Prior to the film screening, the executive director of the Santa Barbara International Film Festival (SBIFF), Roger Durling, and the two directors of “Madu,” Matthew Ogens and Joel Kachi Benson, gave speeches. Durling discussed his love for movies and film festivals, explaining that[“the commonality of film broke all barriers.” He went on to describe the beauty of being able to share a movie with someone, ending his speech with a poignant statement: “We don’t come to the movies for the meaning of life, we come to the movies for the feeling of being alive.”

Ogens and Benson were the next to speak, sharing their gratitude for everyone who was a part of the project and what the film meant to them. “Madu is a film about daring to dream against seemingly impossible odds. It’s about acceptance, it’s about belonging,” OThey shared their pride in their work and Benson ended the speech by thanking none other than Anthony Madu himself because he “trusted us enough with his story. Without him, there would be no story.” 

After the speeches, the lights dimmed, the theater went silent and the audience was off on their journey of discovering Madu’s story. The film followed Madu as he began dancing in Nigeria, gaining attention on social media and receiving an offer to join the Elmhurst Ballet School. And, of course, it touched on his trials and tribulations facing a new country, new people and even finding out he was partially blind in one eye. 

The documentary was beautifully made, with intimate looks into his life with his family, sweet moments between him and his new friends and a very real look into the homesickness and ways he struggled to adjust to his new life. While getting the chance to join a school such as Elmhurst was an opportunity he was very grateful for, the journey was just the beginning as he then had to contend with many more obstacles. 

From the start of the film, one thing was clear: Madu loves ballet and nothing was going to stop him from pursuing his dreams. The documentary was a truly inspiring tale that definitely had everyone rooting for him throughout the film. People got to see him go from a young kid, who was bullied for doing what he loved, to a confident, assured young man who was finally accepted and celebrated for his talent. While it might be thought that the movie is about ballet, it was really about Madu’s journey and the personal growth he faced during a very personal and transformative time in his life. 

Earlier in the night, Durling had said, “art, like movies, is not fully realized until you share it with someone.” The meaning of this became abundantly clear in the theater that night as the entire audience laughed together when Madu’s friends teased him, awwed when he gave the girl he liked flowers and cried when they understood his struggles.
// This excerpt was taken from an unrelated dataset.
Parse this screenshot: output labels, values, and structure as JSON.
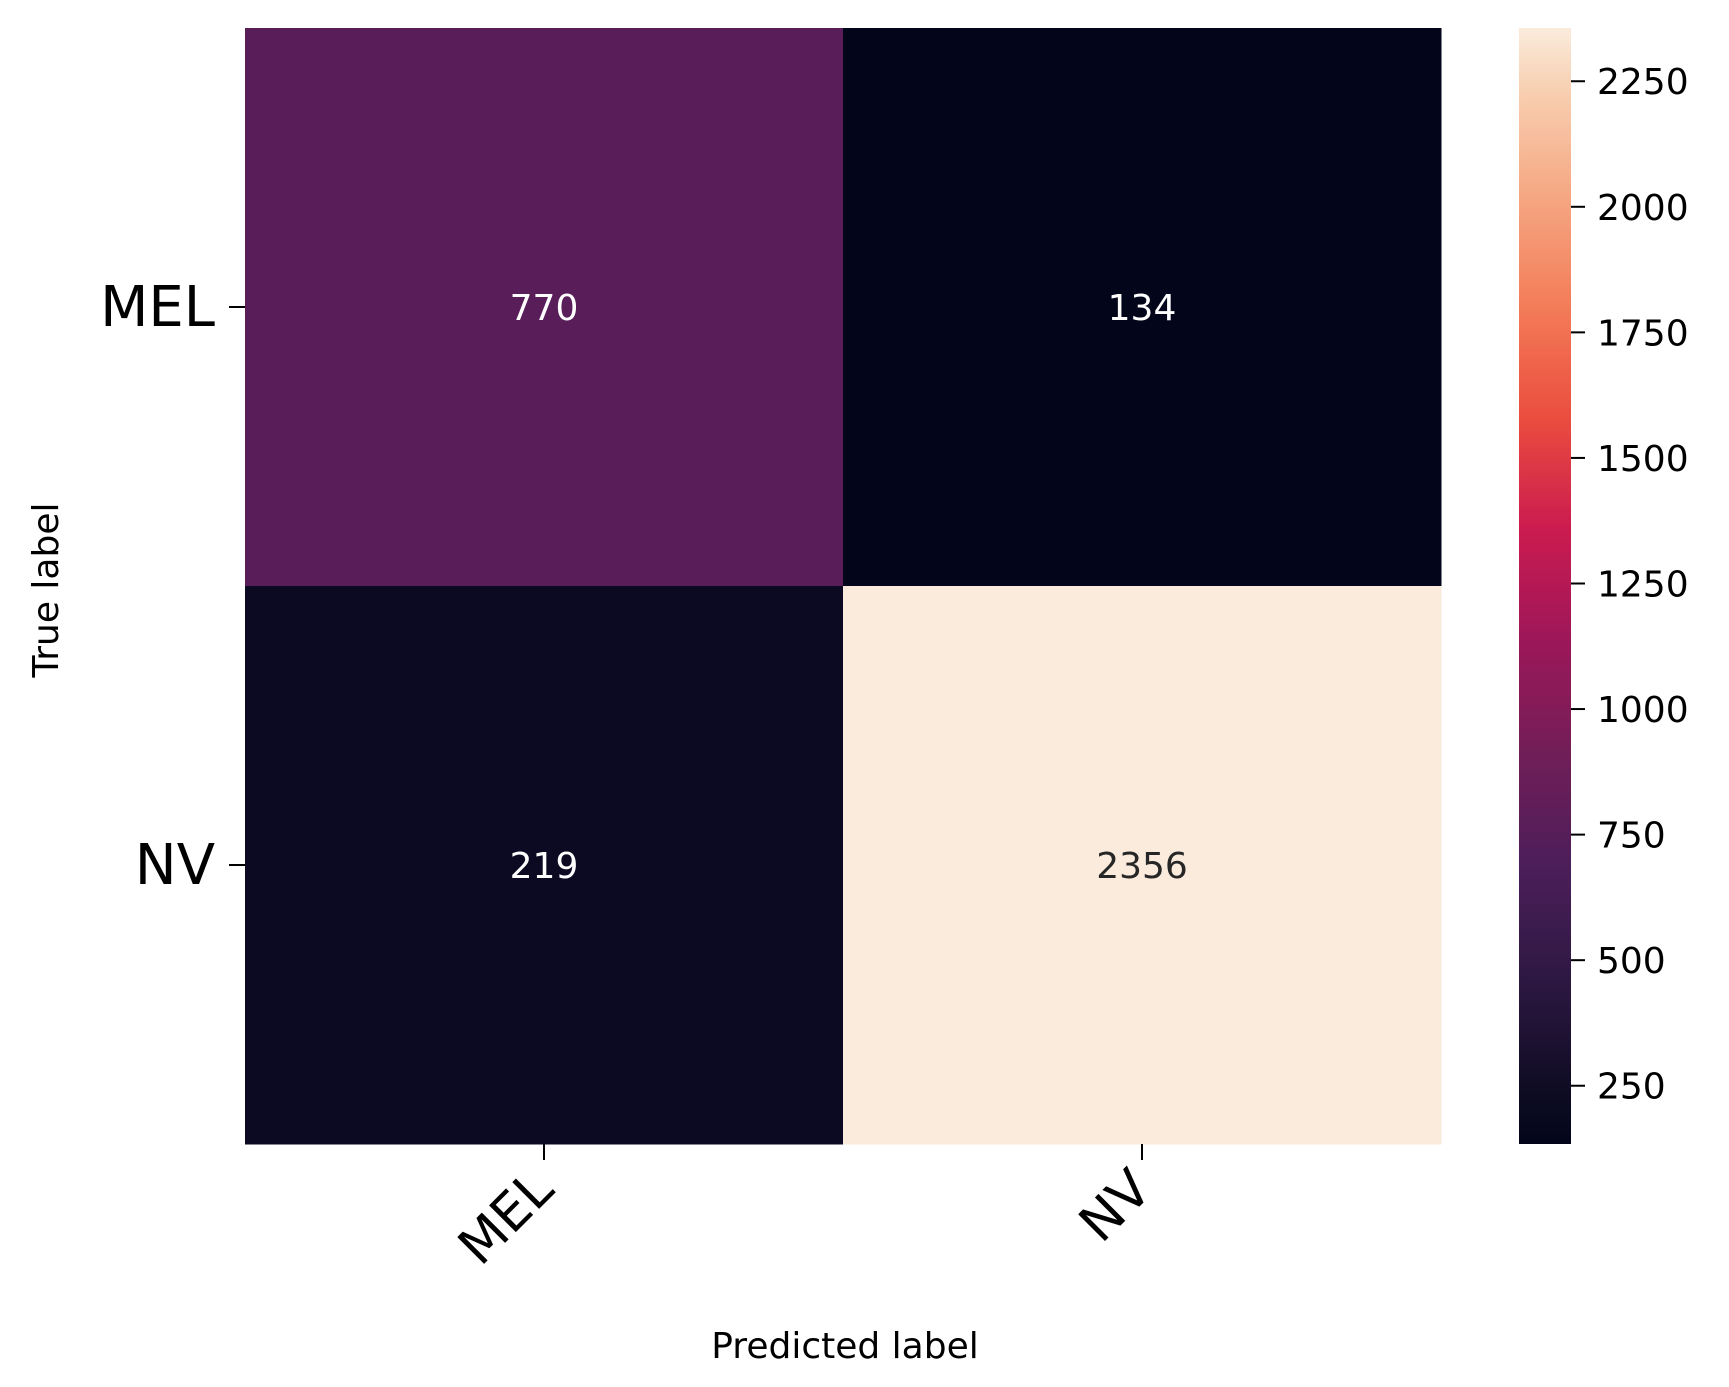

At the end of the day, this movie is about wanting to belong in a community and pursuing your dreams in the face of adversity which are sentiments that everyone can relate to.

“Madu” was an emotional, heartwarming and lovely film that perfectly encapsulated the multitude of emotions that come with chasing your dreams against all odds. Even in the theater, there was a sense of camaraderie and unity among people that only comes with being moved by the same piece of art. 

This movie was the perfect way to begin the film festival, with themes so moving and touching to start an event celebrating art and films. “Madu” was definitely a fantastic film that’ll have audience members and critics alike saying, “Don’t mind if I Madu!”